Marvel is first and foremost a comic company. That is the root of the publisher and that is how they made their fortune. The movie franchise may have saved Marvel from bankruptcy but it’s the comics why the artists keep going. The passion of comics is something known only to a true comic nerd or someone who has worked in the industry for a long time. There is a joy in creating stories, in telling tall tales of decrepit and desolate futures where no hope remains. It seems rather chilling to sit through the ups and downs of super powered beings who could rule the world, if they wanted to, but still choose to defend it.
It seems rather interesting that in the comics its always the villains who are trying to change something and the heroes are the ones who fight to keep the things as they are. It is rather surprising that our heroes would fight to protect the status quo than try to change the society for the better. I mean these superheroes are the epitome of our human existence, right? they seem to be able to do everything that we wish we could in our miserable lives. Superheroes are the products of our imagination and it should be these protectors of humanity that lead the charge for positive change in our society.
And yet, in some way or the other, superheroes end up propagating and perceptualizing the status quo. It’s always just more of the same than radical change. Is it so surprising that a world full of super-powered individuals be so different from that of our own? I wonder how all of this actually works considering any socialist could be considered a villain by these individuals. Setting apart the morality issues of vigilantism and the need of villainy and social change, have you ever given thought to the possibility of the villains triumphing in the end.
Yes, I know that Thanos won infinity war, but I am not talking about a short-term victory. The entire premise of infinity war was to start the end of the first series arc of the Marvel Cinematic Universe.

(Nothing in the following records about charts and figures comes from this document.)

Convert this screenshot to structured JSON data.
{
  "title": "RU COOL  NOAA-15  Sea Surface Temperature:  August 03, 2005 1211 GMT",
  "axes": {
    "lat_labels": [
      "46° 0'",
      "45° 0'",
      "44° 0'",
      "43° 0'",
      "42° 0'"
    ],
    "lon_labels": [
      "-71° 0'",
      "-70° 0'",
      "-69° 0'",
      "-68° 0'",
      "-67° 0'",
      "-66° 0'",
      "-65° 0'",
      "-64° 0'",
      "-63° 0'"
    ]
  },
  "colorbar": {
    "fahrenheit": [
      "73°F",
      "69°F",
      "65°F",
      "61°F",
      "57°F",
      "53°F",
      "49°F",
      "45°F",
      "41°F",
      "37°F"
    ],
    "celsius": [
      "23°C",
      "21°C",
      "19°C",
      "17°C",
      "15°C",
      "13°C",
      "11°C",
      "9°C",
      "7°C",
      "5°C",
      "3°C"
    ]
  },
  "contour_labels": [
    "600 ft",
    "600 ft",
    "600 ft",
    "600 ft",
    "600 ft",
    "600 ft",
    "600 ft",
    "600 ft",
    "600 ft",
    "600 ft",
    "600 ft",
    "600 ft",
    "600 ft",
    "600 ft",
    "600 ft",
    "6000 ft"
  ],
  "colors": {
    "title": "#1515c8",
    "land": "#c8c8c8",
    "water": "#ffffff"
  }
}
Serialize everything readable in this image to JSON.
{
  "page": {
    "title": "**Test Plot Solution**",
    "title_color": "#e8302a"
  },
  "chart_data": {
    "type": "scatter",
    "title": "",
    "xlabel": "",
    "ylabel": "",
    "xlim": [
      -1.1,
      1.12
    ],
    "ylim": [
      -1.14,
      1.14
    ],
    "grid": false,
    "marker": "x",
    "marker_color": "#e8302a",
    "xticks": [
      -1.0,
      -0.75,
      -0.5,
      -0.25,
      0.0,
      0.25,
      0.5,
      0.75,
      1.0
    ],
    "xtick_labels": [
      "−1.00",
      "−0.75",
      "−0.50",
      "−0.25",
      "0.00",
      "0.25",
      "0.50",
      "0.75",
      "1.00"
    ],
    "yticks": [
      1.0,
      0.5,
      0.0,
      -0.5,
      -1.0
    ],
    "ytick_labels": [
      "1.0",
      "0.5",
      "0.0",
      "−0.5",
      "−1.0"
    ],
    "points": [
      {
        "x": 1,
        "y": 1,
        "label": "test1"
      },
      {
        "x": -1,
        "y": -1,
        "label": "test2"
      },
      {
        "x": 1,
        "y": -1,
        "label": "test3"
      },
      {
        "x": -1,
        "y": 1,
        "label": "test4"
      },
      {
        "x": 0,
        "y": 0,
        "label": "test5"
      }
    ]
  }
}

However, it is completely possible that the events of Infinity War become completely immaterial come Avengers 4.
On the other hand, the comics have much more freedom when it comes to character deaths in story arcs. Comics can also take liberties with action sequences because the comic is just an idea presented on a paper, it does not need to be filmed and it takes substantially less amount of money to develop in comparison to a feature-length action movie.
Let’s talk about the latest dose of gore that Marvel comics threw at fans. Any Marvel fan worth his salt knows of a comic series called Old man Logan, the series follows Logan in a desolate future where the villains have won and the Avengers have been long dead. We meet Wolverine, old and defeated living on barren land with a small family.
We then meet the inbred children of Hulk and She-Hulk, they run a gang that extracts a toll on people living in the wasteland. Sort of a protection racket. The rules are much harsher in this reality and Logan is very very tired.
Old man Logan is based off of this crazy idea that the villains one day decided to band together and just murder the heroes without remorse or reason. Red skull rests in the rotting white house and the other villains rule divided up city-states as they wish.
In this rotting world, we see and old Logan team up with a Hawkeye that’s going blind. Although the Old man Logan story branched into the battle world and god doom storyline, the backstory of the Hawkeye of this world seems to be much more gruesome. The death of the original Avengers was a precursor in the old man Logan comics but in the old man Hawkeye #7 we get to witness the deaths of these Avengers.
Through this comic, we learn that the thunderbolts assisted the villains in murdering the Avengers so they could get on the good side of the new overlords of the world after the death of Avengers.
After all, Hawkeye was the character who was the most betrayed by the conspiracy pulled by the thunderbolts. It is quite surprising how Clint waited to grown old and gray before setting out for his revenge. But that is a different story altogether and it is much better told in the source material.